Ardern herself continues to inaccurately claim a ‘partnership’ as the basis for the preferential funding and racist positioning advanced in He Paupua – the initially heavily-redacted government document with the incomprehensible title providing special governing and economic advantages for activist part-Maori. Although the Prime Minister denies having actually read its proposals, her ministers  are already implementing its provisions – such as prior control of our health system by part-Maori representatives – and their unwarranted authority over the whole country’s water and other basic infrastructures.

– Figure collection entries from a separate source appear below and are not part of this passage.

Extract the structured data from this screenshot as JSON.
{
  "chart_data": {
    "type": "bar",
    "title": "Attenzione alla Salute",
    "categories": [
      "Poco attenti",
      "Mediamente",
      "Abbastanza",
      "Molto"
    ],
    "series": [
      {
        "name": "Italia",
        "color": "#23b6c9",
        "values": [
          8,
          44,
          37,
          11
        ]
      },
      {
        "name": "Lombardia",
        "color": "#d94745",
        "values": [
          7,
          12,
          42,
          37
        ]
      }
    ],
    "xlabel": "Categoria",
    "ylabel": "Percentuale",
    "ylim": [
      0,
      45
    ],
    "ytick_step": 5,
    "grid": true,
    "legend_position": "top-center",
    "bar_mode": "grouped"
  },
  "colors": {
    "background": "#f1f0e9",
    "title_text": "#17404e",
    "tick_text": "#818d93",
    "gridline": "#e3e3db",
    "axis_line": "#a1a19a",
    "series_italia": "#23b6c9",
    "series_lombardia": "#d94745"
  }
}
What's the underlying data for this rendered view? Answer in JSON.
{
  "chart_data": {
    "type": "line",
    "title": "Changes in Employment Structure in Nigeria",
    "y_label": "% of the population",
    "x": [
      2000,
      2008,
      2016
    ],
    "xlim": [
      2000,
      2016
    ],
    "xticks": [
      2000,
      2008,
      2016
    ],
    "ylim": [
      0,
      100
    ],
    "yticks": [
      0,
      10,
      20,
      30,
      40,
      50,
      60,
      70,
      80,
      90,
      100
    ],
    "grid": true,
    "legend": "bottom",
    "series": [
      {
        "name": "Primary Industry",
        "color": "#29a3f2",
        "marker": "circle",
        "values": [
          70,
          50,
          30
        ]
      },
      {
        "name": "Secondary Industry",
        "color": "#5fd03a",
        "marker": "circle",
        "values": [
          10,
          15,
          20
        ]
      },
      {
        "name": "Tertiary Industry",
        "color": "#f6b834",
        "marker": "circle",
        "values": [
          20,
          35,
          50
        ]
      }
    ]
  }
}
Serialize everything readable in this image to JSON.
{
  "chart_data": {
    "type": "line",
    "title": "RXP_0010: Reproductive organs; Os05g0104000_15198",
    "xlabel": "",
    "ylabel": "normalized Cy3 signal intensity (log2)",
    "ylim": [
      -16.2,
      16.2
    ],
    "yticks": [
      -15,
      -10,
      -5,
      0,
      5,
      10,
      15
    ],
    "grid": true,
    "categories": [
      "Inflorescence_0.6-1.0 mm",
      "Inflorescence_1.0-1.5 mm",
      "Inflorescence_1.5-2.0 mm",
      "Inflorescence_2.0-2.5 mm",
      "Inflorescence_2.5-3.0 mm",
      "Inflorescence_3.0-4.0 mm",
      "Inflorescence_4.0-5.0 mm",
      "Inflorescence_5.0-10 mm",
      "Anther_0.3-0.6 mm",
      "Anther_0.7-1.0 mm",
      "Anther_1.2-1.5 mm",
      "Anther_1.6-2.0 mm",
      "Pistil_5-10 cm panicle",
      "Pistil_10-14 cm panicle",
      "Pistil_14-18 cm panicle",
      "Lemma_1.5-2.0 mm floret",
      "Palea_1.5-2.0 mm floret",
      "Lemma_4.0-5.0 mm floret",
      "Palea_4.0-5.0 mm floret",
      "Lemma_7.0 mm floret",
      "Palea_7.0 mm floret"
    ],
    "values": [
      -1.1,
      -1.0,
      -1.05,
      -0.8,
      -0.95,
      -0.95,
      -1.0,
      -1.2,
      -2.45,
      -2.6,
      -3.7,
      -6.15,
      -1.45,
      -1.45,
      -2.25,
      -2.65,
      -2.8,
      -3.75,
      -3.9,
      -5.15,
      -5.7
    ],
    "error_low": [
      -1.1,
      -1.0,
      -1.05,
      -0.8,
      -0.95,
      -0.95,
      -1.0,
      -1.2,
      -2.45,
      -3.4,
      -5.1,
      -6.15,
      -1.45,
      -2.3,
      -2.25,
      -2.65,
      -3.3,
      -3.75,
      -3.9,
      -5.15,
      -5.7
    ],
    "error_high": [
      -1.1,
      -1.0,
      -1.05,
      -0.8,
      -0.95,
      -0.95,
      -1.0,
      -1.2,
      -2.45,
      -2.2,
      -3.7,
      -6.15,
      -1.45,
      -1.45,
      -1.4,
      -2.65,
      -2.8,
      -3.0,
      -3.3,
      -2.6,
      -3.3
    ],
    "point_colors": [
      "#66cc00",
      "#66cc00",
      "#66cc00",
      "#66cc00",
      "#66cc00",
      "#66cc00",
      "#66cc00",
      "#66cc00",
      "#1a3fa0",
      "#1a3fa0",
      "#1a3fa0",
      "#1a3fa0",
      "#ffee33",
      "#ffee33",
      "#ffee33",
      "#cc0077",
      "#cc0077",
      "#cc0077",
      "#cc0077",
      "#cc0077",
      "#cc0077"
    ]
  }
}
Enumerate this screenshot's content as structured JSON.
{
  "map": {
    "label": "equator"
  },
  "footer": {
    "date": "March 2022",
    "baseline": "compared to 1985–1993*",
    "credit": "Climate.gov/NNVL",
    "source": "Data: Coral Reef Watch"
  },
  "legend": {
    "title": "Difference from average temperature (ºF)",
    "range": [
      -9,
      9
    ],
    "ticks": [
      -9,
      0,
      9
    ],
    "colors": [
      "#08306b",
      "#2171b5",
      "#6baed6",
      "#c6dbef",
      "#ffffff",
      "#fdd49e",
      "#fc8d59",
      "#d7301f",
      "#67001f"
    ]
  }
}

Yet when Don Brash, both a former National party leader and Governor of the Reserve Bank, wrote to ask her directly why she and her ministers constantly refer to the ‘partnership’ created by the Treaty of Waitangi, pointing out there was no mention of a partnership, or any synonym of partnership, in any version of the treaty, our Prime Minister predictably dodged his question, fobbing him off by referring it to another minister.

A recent poll obligingly unpublished by our mainstream media shows Ardern’s popularity plummeting. It will not be helped by her bypassing New Zealander of the Year Mike King’s highly respected mental health outreach in favour of handing $2.75 million to a Mongrel Mob-led rehabilitation programme to address drug dependency. One of its directors is a long-time Mongrel Mob member shown in a video a year ago in full Mob regalia encouraging his members to re-elect the Labour government.

That taxpayer support is being given to a gang notorious for its drug-peddling and money-laundering activities has created a public outcry. However, awareness is now dawning that a high-aiming, hard-Left and agenda-driven Ardern may have other fish to fry, and little to personally lose, after an eventual electoral defeat.